Bien que deux personnages historiques considérés comme saints, Pierre Ier et Pierre II de Tarentaise, aient pris part à sa fondation, l’abbaye Notre-Dame de Tamié a connu par la suite une histoire marquée par les adversités. Outre la Révolution, elle traversa des périodes de décadence et des tentatives de suppression. Aujourd’hui encore, elle demeure un monastère trappiste en pleine activité.

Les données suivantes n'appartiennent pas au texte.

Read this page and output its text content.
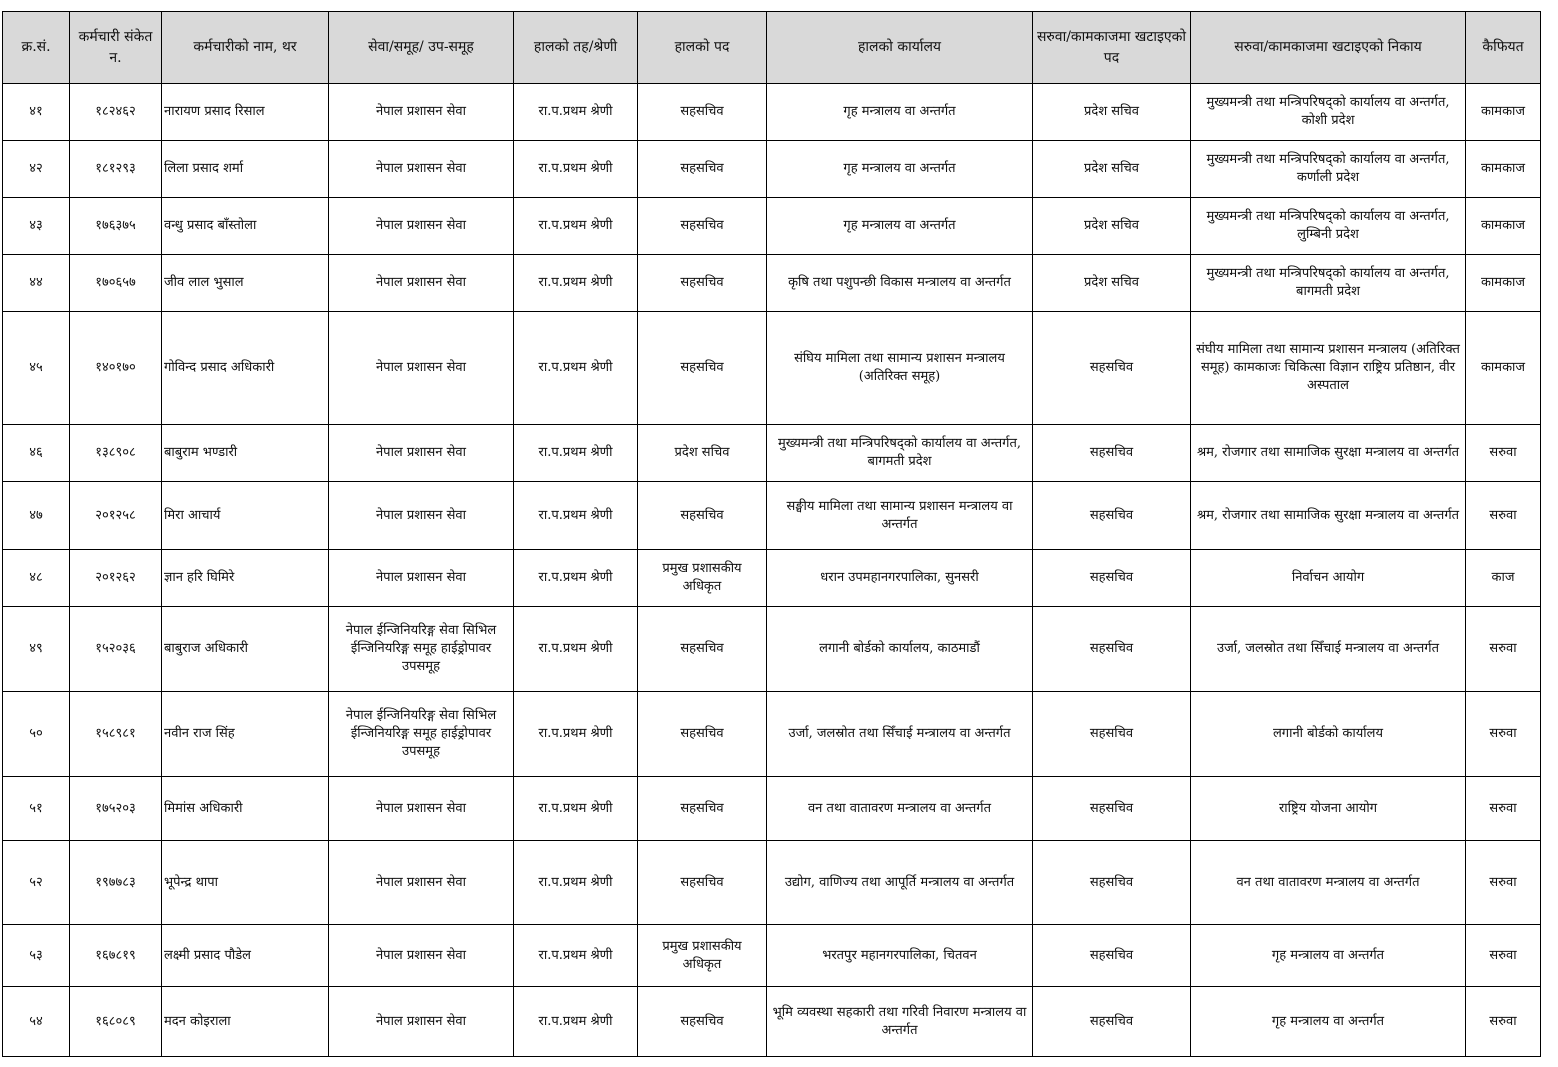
क्र.सं.	कर्मचारी संकेत न.	कर्मचारीको नाम, थर	सेवा/समूह/ उप-समूह	हालको तह/श्रेणी	हालको पद	हालको कार्यालय	सरुवा/कामकाजमा खटाइएको पद	सरुवा/कामकाजमा खटाइएको निकाय	कैफियत
४१	१८२४६२	नारायण प्रसाद रिसाल	नेपाल प्रशासन सेवा	रा.प.प्रथम श्रेणी	सहसचिव	गृह मन्त्रालय वा अन्तर्गत	प्रदेश सचिव	मुख्यमन्त्री तथा मन्त्रिपरिषद्को कार्यालय वा अन्तर्गत, कोशी प्रदेश	कामकाज
४२	१८१२९३	लिला प्रसाद शर्मा	नेपाल प्रशासन सेवा	रा.प.प्रथम श्रेणी	सहसचिव	गृह मन्त्रालय वा अन्तर्गत	प्रदेश सचिव	मुख्यमन्त्री तथा मन्त्रिपरिषद्को कार्यालय वा अन्तर्गत, कर्णाली प्रदेश	कामकाज
४३	१७६३७५	वन्धु प्रसाद बाँस्तोला	नेपाल प्रशासन सेवा	रा.प.प्रथम श्रेणी	सहसचिव	गृह मन्त्रालय वा अन्तर्गत	प्रदेश सचिव	मुख्यमन्त्री तथा मन्त्रिपरिषद्को कार्यालय वा अन्तर्गत, लुम्बिनी प्रदेश	कामकाज
४४	१७०६५७	जीव लाल भुसाल	नेपाल प्रशासन सेवा	रा.प.प्रथम श्रेणी	सहसचिव	कृषि तथा पशुपन्छी विकास मन्त्रालय वा अन्तर्गत	प्रदेश सचिव	मुख्यमन्त्री तथा मन्त्रिपरिषद्को कार्यालय वा अन्तर्गत, बागमती प्रदेश	कामकाज
४५	१४०१७०	गोविन्द प्रसाद अधिकारी	नेपाल प्रशासन सेवा	रा.प.प्रथम श्रेणी	सहसचिव	संघिय मामिला तथा सामान्य प्रशासन मन्त्रालय (अतिरिक्त समूह)	सहसचिव	संघीय मामिला तथा सामान्य प्रशासन मन्त्रालय (अतिरिक्त समूह) कामकाजः चिकित्सा विज्ञान राष्ट्रिय प्रतिष्ठान, वीर अस्पताल	कामकाज
४६	१३८९०८	बाबुराम भण्डारी	नेपाल प्रशासन सेवा	रा.प.प्रथम श्रेणी	प्रदेश सचिव	मुख्यमन्त्री तथा मन्त्रिपरिषद्को कार्यालय वा अन्तर्गत, बागमती प्रदेश	सहसचिव	श्रम, रोजगार तथा सामाजिक सुरक्षा मन्त्रालय वा अन्तर्गत	सरुवा
४७	२०१२५८	मिरा आचार्य	नेपाल प्रशासन सेवा	रा.प.प्रथम श्रेणी	सहसचिव	सङ्घीय मामिला तथा सामान्य प्रशासन मन्त्रालय वा अन्तर्गत	सहसचिव	श्रम, रोजगार तथा सामाजिक सुरक्षा मन्त्रालय वा अन्तर्गत	सरुवा
४८	२०१२६२	ज्ञान हरि घिमिरे	नेपाल प्रशासन सेवा	रा.प.प्रथम श्रेणी	प्रमुख प्रशासकीय अधिकृत	धरान उपमहानगरपालिका, सुनसरी	सहसचिव	निर्वाचन आयोग	काज
४९	१५२०३६	बाबुराज अधिकारी	नेपाल ईन्जिनियरिङ्ग सेवा सिभिल ईन्जिनियरिङ्ग समूह हाईड्रोपावर उपसमूह	रा.प.प्रथम श्रेणी	सहसचिव	लगानी बोर्डको कार्यालय, काठमाडौं	सहसचिव	उर्जा, जलस्रोत तथा सिँचाई मन्त्रालय वा अन्तर्गत	सरुवा
५०	१५८९८१	नवीन राज सिंह	नेपाल ईन्जिनियरिङ्ग सेवा सिभिल ईन्जिनियरिङ्ग समूह हाईड्रोपावर उपसमूह	रा.प.प्रथम श्रेणी	सहसचिव	उर्जा, जलस्रोत तथा सिँचाई मन्त्रालय वा अन्तर्गत	सहसचिव	लगानी बोर्डको कार्यालय	सरुवा
५१	१७५२०३	मिमांस अधिकारी	नेपाल प्रशासन सेवा	रा.प.प्रथम श्रेणी	सहसचिव	वन तथा वातावरण मन्त्रालय वा अन्तर्गत	सहसचिव	राष्ट्रिय योजना आयोग	सरुवा
५२	१९७७८३	भूपेन्द्र थापा	नेपाल प्रशासन सेवा	रा.प.प्रथम श्रेणी	सहसचिव	उद्योग, वाणिज्य तथा आपूर्ति मन्त्रालय वा अन्तर्गत	सहसचिव	वन तथा वातावरण मन्त्रालय वा अन्तर्गत	सरुवा
५३	१६७८१९	लक्ष्मी प्रसाद पौडेल	नेपाल प्रशासन सेवा	रा.प.प्रथम श्रेणी	प्रमुख प्रशासकीय अधिकृत	भरतपुर महानगरपालिका, चितवन	सहसचिव	गृह मन्त्रालय वा अन्तर्गत	सरुवा
५४	१६८०८९	मदन कोइराला	नेपाल प्रशासन सेवा	रा.प.प्रथम श्रेणी	सहसचिव	भूमि व्यवस्था सहकारी तथा गरिवी निवारण मन्त्रालय वा अन्तर्गत	सहसचिव	गृह मन्त्रालय वा अन्तर्गत	सरुवा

Le monastère cistercien de Notre-Dame de Tamié fut fondé à l’initiative de Pierre Ier, archevêque de Tarentaise de 1124 à 1140. En 1113, ce prélat avait déjà participé à la fondation de l’abbaye de La Ferté (Saône-et-Loire) ; il en devint ensuite abbé et, en 1124, fut nommé archevêque de Tarentaise. En 1132, Pierre Ier signa la donation des terres de Tamié faite par leurs propriétaires, Pierre, Guillaume et Aynard de Chevron. Utbold, prieur de Cléry (Savoie), et Pierre II de Tarentaise (1102-1174) prirent également part à cet acte.
Les premiers moines arrivèrent en 1133 depuis l’abbaye de Bonnevaux (Isère). Pierre II de Tarentaise fut nommé premier abbé de Tamié ; il quitta cette charge lorsqu’il devint archevêque de Tarentaise (1141-1174). Les premiers moines arrivèrent en 1133 depuis l’abbaye de Bonnevaux (Isère). La fondation bénéficia du soutien — bien que limité — du comté de Savoie, alors gouverné par Amédée III (1095-1148), ainsi que du comte Amédée Ier de Genève (1098-1178). Par la suite, les donations en faveur du monastère se multiplièrent, notamment de la part des familles seigneuriales du territoire, en particulier les Chevron. Aux XIVe et XVe siècles, plusieurs membres de cette lignée furent inhumés au monastère en échange de contributions financières.
Les débuts du monastère furent plutôt modestes, avec des périodes de franche décadence. La protection exercée par la maison de Savoie entraîna également son intervention dans les élections abbatiales et les affaires internes de la communauté. Son développement limité fit que, en 1262, le Chapitre général en autorisa la suppression, mesure qui ne fut toutefois pas appliquée. À cette époque, un incendie obligea à reconstruire le monastère. Au XVe siècle, la maison passa en outre sous le régime des abbés commendataires.
Filiation de Tamié
Selon Originum Cisterciensium (L. Janauschek, 1877)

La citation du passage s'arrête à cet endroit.